As reported last month by the Review-Journal’s Sean Whaley, Nevada government and business leaders indicated such a shift may become necessary if new net metering rules drive the rooftop solar industry out of Nevada, as predicted by industry officials. The answer here seems obvious: If the rooftop solar industry isn’t here, or even if it is here but is scaling back, then of course the state needs to stop shoveling funds to the industry.

That speaks to the issue at the heart of the rooftop solar industry: it’s been long propped up by tax credits and subsidies. The only reason rooftop solar was viable, for both the companies that installed it and the consumers who purchased it, was because of political interventions. Solar panels, be they for homeowners or businesses, could be installed at little to no cost, and those rooftop solar owners were then overcompensated for the surplus power they generated, allowing them to realize a reduction in their power bills at the expense of those who did not invest in solar panels.

Indeed, NV Energy was paying rooftop solar power generators 11.5 cents per kilowatt hour for excess energy, more than twice as much as the utility company paid for energy on the open market (4.4 cents per kWh). As we’ve noted previously, the entire arrangement — a web of federal tax breaks, state utility regulation, private-party leases and politically correct, environmental coercion — was always at risk of collapsing with a single unfavorable change in policy.

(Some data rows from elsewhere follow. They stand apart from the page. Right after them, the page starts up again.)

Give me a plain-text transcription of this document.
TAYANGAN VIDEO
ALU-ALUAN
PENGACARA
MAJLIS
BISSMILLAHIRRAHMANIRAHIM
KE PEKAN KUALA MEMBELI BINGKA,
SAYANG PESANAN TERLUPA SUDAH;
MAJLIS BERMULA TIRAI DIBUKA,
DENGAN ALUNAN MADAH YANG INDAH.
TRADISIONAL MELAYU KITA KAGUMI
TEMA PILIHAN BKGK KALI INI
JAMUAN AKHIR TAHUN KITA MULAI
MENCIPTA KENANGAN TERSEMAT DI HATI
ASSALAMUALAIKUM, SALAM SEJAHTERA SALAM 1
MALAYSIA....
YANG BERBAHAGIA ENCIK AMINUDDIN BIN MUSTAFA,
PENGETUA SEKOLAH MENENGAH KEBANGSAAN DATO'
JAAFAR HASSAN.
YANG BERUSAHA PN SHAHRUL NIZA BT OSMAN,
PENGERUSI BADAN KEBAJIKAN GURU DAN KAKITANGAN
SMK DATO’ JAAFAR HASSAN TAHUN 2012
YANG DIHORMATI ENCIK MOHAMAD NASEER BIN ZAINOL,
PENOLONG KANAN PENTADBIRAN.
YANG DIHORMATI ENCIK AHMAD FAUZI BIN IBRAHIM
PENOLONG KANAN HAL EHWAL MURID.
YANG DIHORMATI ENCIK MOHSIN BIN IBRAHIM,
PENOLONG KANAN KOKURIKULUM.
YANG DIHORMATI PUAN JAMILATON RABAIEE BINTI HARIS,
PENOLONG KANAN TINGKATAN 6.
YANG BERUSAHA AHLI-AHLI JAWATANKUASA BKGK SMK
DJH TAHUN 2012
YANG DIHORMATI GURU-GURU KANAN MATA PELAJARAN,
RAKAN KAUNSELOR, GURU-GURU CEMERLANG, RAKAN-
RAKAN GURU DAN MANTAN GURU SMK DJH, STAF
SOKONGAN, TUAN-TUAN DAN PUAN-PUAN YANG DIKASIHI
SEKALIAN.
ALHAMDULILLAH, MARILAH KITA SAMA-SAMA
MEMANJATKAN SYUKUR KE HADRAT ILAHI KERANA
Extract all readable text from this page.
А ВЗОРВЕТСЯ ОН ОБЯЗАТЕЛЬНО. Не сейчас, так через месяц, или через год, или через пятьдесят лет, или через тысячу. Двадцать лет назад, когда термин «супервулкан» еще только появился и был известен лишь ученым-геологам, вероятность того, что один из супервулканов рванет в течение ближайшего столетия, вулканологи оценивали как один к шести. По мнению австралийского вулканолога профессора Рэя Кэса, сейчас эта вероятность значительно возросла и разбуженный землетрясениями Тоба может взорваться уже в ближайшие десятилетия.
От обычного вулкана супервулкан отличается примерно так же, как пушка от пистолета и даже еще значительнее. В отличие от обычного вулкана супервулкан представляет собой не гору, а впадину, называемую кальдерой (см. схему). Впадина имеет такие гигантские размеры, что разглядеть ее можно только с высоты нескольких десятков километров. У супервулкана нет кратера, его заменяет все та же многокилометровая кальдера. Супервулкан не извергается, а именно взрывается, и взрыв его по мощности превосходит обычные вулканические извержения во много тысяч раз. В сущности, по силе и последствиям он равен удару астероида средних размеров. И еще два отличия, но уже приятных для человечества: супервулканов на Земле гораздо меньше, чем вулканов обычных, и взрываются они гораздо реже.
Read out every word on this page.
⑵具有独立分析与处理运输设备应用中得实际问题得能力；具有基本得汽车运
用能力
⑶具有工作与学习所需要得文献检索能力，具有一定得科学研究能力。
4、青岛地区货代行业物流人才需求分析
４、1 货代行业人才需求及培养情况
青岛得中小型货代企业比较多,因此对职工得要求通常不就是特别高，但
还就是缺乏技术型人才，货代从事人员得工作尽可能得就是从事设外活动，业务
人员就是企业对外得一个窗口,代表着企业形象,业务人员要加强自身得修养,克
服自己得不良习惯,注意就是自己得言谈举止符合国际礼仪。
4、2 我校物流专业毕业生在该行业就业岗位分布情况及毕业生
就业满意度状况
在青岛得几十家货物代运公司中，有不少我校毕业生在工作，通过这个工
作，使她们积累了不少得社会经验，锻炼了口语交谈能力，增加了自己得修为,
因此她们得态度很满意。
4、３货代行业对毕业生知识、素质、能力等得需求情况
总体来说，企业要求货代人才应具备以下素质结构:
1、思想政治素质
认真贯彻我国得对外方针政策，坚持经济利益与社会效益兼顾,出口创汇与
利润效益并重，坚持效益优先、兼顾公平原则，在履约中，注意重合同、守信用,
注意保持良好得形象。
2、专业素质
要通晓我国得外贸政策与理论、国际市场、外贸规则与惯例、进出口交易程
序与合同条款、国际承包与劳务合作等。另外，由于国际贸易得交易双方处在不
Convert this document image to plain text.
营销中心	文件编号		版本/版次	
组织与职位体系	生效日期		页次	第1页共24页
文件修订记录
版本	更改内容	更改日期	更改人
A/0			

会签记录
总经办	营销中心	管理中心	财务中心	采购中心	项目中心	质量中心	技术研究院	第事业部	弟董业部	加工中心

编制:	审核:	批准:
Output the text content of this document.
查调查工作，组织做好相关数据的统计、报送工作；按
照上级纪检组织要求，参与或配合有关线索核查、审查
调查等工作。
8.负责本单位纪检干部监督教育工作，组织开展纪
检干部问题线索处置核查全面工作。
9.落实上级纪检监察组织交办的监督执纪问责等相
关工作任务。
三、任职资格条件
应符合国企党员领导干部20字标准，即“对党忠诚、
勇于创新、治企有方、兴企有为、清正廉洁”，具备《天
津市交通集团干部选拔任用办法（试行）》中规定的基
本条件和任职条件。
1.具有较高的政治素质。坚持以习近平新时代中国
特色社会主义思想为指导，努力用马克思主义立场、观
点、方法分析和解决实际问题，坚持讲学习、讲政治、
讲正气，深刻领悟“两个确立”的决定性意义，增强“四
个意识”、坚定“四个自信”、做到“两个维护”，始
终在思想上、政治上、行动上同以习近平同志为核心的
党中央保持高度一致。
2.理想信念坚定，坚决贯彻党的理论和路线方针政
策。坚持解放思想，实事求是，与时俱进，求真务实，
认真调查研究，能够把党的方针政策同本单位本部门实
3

Mr. Whaley noted that Gov. Brian Sandoval’s Office of Energy implemented a rooftop solar initiative in 2012, and among the initiative’s goals was seeking to make solar electricity cost-competitive with other forms of energy. And how did the office aim to reach that goal? Recently, it announced that $467 million in state incentives, grants and loans have been provided to develop the solar industry in Nevada. SolarCity, one of the more prominent installers, received $1.2 million from the Governor’s Office of Economic Development, then eliminated 550 jobs after the rate structure changed.

Nevada is well into the race to provide businesses with incentives, chasing and being chased by other states eager to do the same. But the state would better serve its citizens by getting out of economic development altogether and halting the subsidization of private enterprises that will compete against companies that aren’t subsidized.